If you could make a hologram of someone you loved and interact with it every single day, would you do it?
This is the premise of Marjorie Prime, a movie that did gangbusters at Sundance and will likely make scores of people cry quietly into their sweatshirts when it eventually hits theaters. Hamm is Walter, a hologram of Marjorie’s (Lois Smith) late husband. He is as Marjorie remembered him, handsome and kind, and she forms an intimate connection with him that is somehow stronger than her connection with her real life daughter, played by Geena Davis.
Fun fact: this question has already been posited to great effect by that episode of Black Mirror that made me ugly-cry and by Her, which also hit me in the feelings in a way that felt unnecessary and rude. But that won’t stop Hollywood! Another fun fact: per Vulture, Jon Hamm was ignored on set by the rest of his peers so as to better help him get into character.

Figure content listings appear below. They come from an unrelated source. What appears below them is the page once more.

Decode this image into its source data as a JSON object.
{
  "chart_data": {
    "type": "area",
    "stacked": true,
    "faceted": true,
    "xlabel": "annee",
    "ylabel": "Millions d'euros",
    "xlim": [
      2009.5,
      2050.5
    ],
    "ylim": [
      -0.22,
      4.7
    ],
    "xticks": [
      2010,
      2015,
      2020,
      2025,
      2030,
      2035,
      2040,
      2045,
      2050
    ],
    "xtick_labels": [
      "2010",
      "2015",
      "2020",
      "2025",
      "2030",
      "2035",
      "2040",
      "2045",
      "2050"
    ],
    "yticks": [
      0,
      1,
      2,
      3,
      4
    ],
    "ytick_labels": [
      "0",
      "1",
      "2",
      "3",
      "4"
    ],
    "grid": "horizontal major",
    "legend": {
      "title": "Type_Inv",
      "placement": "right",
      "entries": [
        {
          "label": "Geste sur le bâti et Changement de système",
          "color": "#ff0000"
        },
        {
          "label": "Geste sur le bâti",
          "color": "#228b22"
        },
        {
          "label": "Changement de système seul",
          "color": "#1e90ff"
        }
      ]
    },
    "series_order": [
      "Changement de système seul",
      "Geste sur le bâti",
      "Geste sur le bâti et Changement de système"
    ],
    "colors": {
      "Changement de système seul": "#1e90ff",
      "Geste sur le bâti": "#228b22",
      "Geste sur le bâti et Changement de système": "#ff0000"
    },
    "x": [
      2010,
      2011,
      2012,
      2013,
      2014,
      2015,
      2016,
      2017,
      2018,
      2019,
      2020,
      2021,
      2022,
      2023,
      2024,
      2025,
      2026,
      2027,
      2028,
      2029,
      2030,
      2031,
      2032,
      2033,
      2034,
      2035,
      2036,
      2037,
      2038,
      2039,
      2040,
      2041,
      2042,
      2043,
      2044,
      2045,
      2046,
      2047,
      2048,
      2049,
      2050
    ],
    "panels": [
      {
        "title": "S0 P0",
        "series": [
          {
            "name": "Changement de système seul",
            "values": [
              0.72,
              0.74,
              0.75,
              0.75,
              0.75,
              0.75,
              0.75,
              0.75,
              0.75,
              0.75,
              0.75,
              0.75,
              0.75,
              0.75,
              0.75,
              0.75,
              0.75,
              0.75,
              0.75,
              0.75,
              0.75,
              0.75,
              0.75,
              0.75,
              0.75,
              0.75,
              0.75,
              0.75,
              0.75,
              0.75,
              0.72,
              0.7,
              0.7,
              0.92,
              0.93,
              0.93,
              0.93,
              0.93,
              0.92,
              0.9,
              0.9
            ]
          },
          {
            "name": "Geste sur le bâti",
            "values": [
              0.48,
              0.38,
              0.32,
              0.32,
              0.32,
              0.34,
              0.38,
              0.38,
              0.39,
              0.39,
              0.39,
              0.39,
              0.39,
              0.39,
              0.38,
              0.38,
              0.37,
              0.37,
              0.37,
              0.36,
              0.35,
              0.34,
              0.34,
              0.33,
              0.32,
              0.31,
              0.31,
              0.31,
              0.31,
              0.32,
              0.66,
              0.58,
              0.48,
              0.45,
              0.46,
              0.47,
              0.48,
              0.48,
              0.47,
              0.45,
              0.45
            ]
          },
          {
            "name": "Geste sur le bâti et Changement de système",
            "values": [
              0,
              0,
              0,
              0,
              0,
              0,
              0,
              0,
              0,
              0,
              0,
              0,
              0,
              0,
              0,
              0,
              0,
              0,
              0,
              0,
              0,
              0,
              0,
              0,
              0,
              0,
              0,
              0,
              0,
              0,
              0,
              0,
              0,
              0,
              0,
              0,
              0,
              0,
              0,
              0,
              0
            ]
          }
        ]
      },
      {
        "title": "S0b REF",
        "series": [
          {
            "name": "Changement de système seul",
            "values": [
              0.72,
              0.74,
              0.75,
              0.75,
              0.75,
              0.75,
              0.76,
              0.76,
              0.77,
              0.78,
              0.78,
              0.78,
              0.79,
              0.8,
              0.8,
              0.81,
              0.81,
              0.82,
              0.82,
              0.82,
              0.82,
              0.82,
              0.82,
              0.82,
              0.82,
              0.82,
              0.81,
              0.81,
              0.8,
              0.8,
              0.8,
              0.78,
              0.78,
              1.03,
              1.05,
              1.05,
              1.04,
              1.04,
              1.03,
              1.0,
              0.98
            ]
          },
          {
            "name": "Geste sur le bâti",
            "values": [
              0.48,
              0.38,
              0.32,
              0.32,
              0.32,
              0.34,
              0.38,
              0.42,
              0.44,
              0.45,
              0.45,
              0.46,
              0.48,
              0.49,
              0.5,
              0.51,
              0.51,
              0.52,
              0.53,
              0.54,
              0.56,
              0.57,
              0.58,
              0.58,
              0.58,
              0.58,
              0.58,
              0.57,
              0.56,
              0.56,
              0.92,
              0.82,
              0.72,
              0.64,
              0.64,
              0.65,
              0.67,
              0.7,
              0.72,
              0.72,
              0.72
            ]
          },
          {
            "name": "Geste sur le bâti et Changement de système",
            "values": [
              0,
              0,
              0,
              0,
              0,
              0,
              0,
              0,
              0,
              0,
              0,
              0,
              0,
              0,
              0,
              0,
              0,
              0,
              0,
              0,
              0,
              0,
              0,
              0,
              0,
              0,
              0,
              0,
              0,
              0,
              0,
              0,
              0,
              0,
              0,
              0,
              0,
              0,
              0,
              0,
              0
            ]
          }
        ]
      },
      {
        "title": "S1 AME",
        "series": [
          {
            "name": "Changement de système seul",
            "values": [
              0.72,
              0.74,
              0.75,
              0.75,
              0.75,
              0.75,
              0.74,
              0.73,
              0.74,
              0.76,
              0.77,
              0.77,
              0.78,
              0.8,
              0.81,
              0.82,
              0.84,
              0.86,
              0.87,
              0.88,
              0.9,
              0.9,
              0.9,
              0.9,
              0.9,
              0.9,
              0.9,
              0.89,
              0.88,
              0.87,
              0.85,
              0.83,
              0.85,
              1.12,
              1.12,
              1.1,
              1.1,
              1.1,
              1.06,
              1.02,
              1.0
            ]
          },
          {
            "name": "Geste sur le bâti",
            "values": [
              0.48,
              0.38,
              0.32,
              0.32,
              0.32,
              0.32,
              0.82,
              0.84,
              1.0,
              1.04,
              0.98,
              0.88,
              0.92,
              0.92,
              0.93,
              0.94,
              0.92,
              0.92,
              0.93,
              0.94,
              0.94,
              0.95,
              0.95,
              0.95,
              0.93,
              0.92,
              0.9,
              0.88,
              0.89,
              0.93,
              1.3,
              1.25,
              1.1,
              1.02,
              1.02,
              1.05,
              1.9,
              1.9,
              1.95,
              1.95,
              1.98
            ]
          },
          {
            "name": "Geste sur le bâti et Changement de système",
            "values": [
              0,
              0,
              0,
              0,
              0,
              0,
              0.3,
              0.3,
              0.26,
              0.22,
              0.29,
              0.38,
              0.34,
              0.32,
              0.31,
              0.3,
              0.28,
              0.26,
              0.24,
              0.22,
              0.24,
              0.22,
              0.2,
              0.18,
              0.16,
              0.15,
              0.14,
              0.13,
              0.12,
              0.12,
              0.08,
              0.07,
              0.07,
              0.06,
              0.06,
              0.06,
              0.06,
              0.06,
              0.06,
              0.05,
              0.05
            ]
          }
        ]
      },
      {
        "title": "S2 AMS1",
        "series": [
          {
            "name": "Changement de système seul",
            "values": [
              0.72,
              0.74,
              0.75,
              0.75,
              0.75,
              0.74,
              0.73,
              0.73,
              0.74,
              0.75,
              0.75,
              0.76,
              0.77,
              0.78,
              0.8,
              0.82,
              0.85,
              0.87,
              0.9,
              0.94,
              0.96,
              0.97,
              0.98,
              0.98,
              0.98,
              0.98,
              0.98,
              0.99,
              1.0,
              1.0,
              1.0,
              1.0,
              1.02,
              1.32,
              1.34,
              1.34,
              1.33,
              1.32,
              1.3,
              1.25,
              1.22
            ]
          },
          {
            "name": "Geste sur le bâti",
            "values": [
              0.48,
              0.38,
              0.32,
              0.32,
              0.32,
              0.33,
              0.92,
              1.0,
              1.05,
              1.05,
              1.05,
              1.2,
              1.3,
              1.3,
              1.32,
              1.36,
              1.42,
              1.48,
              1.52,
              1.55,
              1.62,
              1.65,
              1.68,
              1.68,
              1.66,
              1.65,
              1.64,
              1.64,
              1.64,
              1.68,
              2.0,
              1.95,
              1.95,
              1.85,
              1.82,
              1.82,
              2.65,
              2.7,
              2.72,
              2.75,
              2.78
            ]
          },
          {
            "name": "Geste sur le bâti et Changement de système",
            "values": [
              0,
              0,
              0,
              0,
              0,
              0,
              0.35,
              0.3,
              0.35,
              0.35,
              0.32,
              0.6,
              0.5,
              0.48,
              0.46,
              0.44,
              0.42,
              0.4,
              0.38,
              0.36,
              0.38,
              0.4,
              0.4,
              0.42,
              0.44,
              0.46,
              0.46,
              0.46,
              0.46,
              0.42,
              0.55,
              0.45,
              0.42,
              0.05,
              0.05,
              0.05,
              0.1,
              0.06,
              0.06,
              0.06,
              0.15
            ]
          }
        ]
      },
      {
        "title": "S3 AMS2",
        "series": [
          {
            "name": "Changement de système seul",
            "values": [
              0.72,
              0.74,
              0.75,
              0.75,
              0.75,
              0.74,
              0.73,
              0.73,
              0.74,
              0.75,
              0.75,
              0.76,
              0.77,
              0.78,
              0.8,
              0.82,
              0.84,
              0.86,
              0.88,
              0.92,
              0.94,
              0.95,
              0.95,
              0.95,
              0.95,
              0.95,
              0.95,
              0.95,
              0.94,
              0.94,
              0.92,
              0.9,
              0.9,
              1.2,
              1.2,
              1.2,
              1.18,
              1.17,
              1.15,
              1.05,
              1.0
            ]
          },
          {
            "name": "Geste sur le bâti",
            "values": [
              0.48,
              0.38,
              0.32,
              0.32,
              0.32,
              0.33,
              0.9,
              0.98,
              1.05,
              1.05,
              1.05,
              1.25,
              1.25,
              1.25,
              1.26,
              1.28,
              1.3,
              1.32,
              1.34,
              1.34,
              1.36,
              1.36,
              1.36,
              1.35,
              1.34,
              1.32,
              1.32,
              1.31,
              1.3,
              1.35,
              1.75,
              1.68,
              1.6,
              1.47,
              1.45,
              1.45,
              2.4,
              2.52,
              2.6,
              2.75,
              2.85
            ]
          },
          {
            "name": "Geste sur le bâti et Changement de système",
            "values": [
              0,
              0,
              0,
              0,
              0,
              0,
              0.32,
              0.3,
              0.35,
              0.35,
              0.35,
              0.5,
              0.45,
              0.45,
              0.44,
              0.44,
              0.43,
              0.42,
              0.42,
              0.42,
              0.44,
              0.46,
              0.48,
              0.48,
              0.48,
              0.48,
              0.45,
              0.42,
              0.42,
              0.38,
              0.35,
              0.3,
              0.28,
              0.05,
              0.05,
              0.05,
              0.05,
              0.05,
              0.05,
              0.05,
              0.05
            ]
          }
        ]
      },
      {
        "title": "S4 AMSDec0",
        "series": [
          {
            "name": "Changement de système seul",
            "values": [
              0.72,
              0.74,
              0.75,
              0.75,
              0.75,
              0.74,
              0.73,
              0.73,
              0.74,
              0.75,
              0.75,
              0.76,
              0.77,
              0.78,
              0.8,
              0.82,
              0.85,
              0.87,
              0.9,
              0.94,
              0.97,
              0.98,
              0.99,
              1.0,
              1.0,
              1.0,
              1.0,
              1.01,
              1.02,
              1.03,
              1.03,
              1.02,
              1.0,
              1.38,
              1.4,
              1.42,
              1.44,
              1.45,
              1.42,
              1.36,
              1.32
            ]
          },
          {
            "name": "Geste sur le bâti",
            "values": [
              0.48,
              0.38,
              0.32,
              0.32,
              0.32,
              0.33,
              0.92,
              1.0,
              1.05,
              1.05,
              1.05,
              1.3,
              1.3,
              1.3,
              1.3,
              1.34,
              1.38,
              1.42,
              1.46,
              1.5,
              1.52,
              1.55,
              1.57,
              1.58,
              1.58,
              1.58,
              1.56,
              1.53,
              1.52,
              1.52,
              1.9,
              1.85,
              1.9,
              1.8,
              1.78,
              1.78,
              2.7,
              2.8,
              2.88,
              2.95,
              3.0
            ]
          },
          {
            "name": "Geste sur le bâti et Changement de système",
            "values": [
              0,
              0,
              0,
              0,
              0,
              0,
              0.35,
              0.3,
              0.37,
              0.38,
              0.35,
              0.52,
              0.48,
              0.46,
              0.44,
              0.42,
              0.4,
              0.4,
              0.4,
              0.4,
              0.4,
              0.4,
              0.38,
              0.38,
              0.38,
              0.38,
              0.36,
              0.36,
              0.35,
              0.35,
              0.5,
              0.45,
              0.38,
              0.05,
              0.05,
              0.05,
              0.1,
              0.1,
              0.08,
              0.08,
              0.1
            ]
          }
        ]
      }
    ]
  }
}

Being sexually attracted to Jon Hamm is like being sexually attracted to the golden god of your high school who now works at a car dealership in your hometown—you know that you’re better than it, but you just can’t help yourself. With that in mind, willfully ignoring Jon Hamm on set might be kind of nice.
Marjorie Prime hits theaters sometime soon, ideally just in time for the holidays, when it feels more acceptable to sob hysterically in public.